Estranho, tão estranho, ver o sol ao lado de outros astros,
como num filme de ficção científica.
O sol pertence ao dia, intuímos erroneamente;
o dia pertence ao sol, corrigimos, e isto está mais certo
embora nem sol nem dia existam solidamente (eu iria
escrever como uma rocha, mas nem mesmo uma rocha existe
solidamente, nada existe que não seja violentado
por bilhões de neutrinos a cada segundo).

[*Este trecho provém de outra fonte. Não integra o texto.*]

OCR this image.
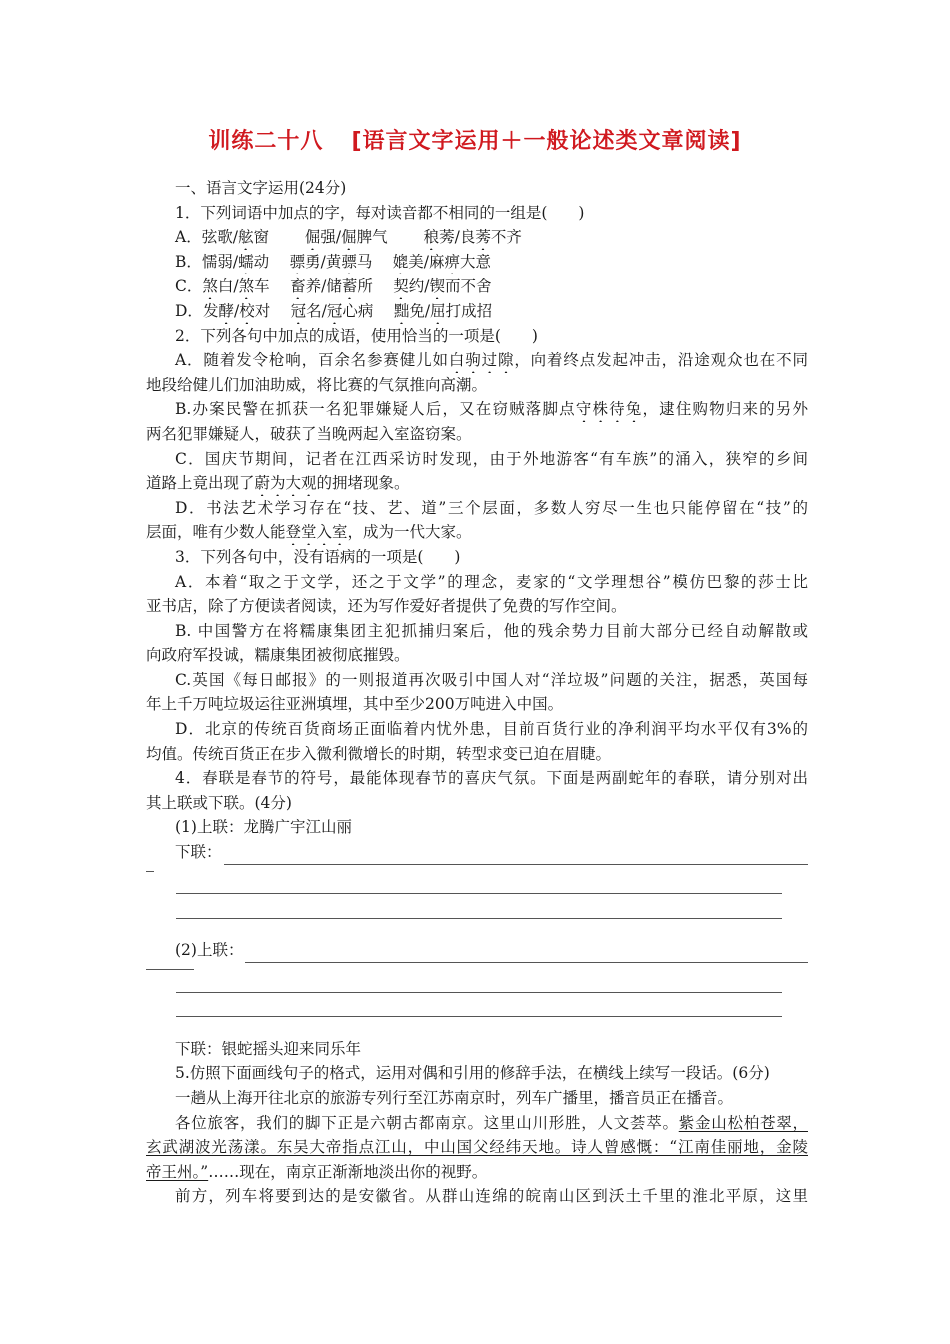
训练二十八 [语言文字运用＋一般论述类文章阅读]
一、语言文字运用(24分)
1．下列词语中加点的字，每对读音都不相同的一组是(　　)
A．弦歌/舷窗　　 倔强/倔脾气　　 稂莠/良莠不齐
B．懦弱/蠕动　 骠勇/黄骠马　 媲美/麻痹大意
C．煞白/煞车　 畜养/储蓄所　 契约/锲而不舍
D．发酵/校对　 冠名/冠心病　 黜免/屈打成招
2．下列各句中加点的成语，使用恰当的一项是(　　)
A．随着发令枪响，百余名参赛健儿如白驹过隙，向着终点发起冲击，沿途观众也在不同
地段给健儿们加油助威，将比赛的气氛推向高潮。
B.办案民警在抓获一名犯罪嫌疑人后，又在窃贼落脚点守株待兔，逮住购物归来的另外
两名犯罪嫌疑人，破获了当晚两起入室盗窃案。
C．国庆节期间，记者在江西采访时发现，由于外地游客“有车族”的涌入，狭窄的乡间
道路上竟出现了蔚为大观的拥堵现象。
D．书法艺术学习存在“技、艺、道”三个层面，多数人穷尽一生也只能停留在“技”的
层面，唯有少数人能登堂入室，成为一代大家。
3．下列各句中，没有语病的一项是(　　)
A．本着“取之于文学，还之于文学”的理念，麦家的“文学理想谷”模仿巴黎的莎士比
亚书店，除了方便读者阅读，还为写作爱好者提供了免费的写作空间。
B. 中国警方在将糯康集团主犯抓捕归案后，他的残余势力目前大部分已经自动解散或
向政府军投诚，糯康集团被彻底摧毁。
C.英国《每日邮报》的一则报道再次吸引中国人对“洋垃圾”问题的关注，据悉，英国每
年上千万吨垃圾运往亚洲填埋，其中至少200万吨进入中国。
D．北京的传统百货商场正面临着内忧外患，目前百货行业的净利润平均水平仅有3%的
均值。传统百货正在步入微利微增长的时期，转型求变已迫在眉睫。
4．春联是春节的符号，最能体现春节的喜庆气氛。下面是两副蛇年的春联，请分别对出
其上联或下联。(4分)
(1)上联：龙腾广宇江山丽
下联：
(2)上联：
下联：银蛇摇头迎来同乐年
5.仿照下面画线句子的格式，运用对偶和引用的修辞手法，在横线上续写一段话。(6分)
一趟从上海开往北京的旅游专列行至江苏南京时，列车广播里，播音员正在播音。
各位旅客，我们的脚下正是六朝古都南京。这里山川形胜，人文荟萃。紫金山松柏苍翠，
玄武湖波光荡漾。东吴大帝指点江山，中山国父经纬天地。诗人曾感慨：“江南佳丽地，金陵
帝王州。”……现在，南京正渐渐地淡出你的视野。
前方，列车将要到达的是安徽省。从群山连绵的皖南山区到沃土千里的淮北平原，这里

Quis provar o vazio e resistir ao desespero. Estou há dias
sem lembrar e sem escrever. Provei também meu desprendimento
ao fazer e esquecer, sem anotar, dezenas de versos. Tive esperança
que não houvesse versos inevitáveis ou derradeiros; que nada de derradeiro
houvesse, ou de inevitável; que tudo fosse contingente. Mas então a
possibilidade do infinito não torna tudo possível, tudo certo
e infinitamente repetível?
Até o mais raro dos poemas existiria em infinitas variações
mas também em infinitas cópias perfeitas de si mesmo.
Se assim for, o que resta senão humildade infinita aos poetas?
Julgamentos de valor valendo eles próprios apenas localmente,
o que para alguns equivale a dizer nada valendo.
Procuro na janela por apatia; procuro a garantia de não haver nada
além da morte, de não haver além da morte para quem morre –
mas só encontro todo tipo de indiferença – a da luz estelar constante,
a da escuridão circundante, a do silêncio insensível, a do frio paralisante –,
todo tipo de indiferença menos a minha, o que me faz voltar à poesia.